Combating Cartels on Social Media Act of 2025
The Combating Cartels on Social Media Act directs federal agencies to develop a national strategy to monitor and disrupt the use of digital platforms for cartel recruitment.
The Combating Cartels on Social Media Act directs federal agencies to develop a national strategy to monitor and disrupt the use of digital platforms for cartel recruitment.
The Combating Cartels on Social Media Act of 2025 is a legislative proposal designed to address the use of digital platforms by transnational criminal organizations (TCOs) for recruitment and the facilitation of illicit activities. The bill focuses on creating a coordinated federal strategy to monitor and disrupt how cartels and other criminal enterprises use social media, gaming services, and messaging apps to recruit individuals—specifically those within the United States—to support cross-border crimes.
The primary intent of the bill is to close the gap between the evolving digital tactics of transnational criminals and the current capabilities of U.S. law enforcement. It seeks to establish a formal framework for the Department of Homeland Security (DHS), the Department of Justice (DOJ), and the Department of State to identify, analyze, and counter the digital recruitment pipelines used by cartels.
The bill casts a wide net regarding the platforms it monitors. A "covered service" includes:
* Social media platforms.
* Messaging services (mobile or desktop) with group capabilities.

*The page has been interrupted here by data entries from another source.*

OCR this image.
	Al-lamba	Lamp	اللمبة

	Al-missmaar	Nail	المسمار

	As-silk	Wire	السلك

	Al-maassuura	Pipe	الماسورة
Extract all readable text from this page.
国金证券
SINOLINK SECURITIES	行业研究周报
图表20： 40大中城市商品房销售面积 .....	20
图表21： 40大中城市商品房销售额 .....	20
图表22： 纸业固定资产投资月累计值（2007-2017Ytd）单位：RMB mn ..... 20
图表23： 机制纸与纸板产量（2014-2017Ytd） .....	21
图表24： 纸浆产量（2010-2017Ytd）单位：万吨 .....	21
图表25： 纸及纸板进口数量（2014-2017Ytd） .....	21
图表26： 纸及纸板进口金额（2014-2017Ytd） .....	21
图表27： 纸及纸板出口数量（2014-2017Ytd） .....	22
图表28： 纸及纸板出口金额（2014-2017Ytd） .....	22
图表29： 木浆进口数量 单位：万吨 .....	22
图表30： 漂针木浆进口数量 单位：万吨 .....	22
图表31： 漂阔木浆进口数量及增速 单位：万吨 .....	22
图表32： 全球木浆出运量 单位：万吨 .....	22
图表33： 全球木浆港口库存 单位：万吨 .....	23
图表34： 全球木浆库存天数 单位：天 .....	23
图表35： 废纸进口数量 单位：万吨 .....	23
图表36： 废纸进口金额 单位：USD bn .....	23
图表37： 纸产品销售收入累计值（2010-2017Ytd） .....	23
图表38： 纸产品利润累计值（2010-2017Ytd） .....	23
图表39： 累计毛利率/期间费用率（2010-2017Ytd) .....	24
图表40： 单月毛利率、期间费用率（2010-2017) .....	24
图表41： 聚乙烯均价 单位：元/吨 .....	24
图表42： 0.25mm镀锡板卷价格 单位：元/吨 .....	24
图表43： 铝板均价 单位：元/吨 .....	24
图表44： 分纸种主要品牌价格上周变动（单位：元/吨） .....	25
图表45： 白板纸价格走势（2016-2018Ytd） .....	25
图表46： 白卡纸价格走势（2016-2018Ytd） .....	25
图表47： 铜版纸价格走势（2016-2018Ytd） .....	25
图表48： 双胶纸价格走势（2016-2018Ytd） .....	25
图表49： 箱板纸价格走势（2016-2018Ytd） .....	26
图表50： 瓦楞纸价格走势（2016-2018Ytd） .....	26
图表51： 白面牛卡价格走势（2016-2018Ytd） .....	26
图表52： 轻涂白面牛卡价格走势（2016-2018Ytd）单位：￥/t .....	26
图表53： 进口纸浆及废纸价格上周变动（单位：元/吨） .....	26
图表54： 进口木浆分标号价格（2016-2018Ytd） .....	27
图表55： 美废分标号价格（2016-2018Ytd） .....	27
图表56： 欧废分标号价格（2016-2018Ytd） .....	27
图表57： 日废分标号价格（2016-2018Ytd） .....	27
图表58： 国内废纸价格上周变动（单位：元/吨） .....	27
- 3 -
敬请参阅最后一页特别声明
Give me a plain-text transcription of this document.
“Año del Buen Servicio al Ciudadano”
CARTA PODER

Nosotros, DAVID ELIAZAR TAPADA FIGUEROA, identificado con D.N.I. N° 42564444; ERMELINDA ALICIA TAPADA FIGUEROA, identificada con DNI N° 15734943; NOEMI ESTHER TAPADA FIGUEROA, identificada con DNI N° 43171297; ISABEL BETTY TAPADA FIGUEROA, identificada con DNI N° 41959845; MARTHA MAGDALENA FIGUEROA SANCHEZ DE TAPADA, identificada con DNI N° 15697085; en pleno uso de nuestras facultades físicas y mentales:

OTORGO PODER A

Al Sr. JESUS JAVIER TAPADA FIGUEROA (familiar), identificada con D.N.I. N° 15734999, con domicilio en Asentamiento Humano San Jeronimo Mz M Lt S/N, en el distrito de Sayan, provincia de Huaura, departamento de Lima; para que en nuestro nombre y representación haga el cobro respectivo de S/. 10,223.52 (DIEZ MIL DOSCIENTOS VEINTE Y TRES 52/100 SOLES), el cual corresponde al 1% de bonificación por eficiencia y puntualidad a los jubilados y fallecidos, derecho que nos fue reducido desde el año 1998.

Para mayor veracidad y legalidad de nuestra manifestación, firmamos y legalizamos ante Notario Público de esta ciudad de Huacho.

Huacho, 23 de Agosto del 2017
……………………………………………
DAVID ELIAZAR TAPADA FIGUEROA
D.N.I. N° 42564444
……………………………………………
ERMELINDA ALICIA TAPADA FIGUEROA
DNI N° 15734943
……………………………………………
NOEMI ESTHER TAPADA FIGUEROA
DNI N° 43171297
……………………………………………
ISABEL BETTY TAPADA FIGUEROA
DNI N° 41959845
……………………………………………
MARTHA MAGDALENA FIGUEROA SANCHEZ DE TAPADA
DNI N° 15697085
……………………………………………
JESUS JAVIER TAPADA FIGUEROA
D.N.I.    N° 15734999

* Interactive digital platforms, including multi-player gaming services and immersive technology (VR/AR) applications, provided the Secretary of Homeland Security determines they are being used by TCOs.
The bill mandates a two-step phased approach to combatting these threats:
* Initial Assessment (180 Days): The DHS, DOJ, and State Department must submit a joint assessment of how TCOs use these platforms for recruitment and illicit activities (e.g., narcotics trafficking, human smuggling, and cybercrime).
* National Strategy (1 Year): The agencies must develop a "National Strategy to Combat Illicit Recruitment Activity," which must include proposals for:
* Better interagency and international cooperation.
* Voluntary reporting mechanisms for recruitment efforts.
* Increased intelligence analysis.
* Targeted outreach to youth in border communities to discourage participation in cartel activities.
To prevent government overreach, the bill includes several safeguards:
* Targeting Focus: The strategy must explicitly focus on the recruitment activities of the organizations rather than the individuals being recruited.
* Privacy Oversight: A mandatory joint report on civil rights, civil liberties, and privacy protections must be submitted two years after the strategy is implemented.
* Authority Limitation: The bill explicitly states it cannot be used to expand the existing statutory law enforcement or regulatory authority of the involved departments.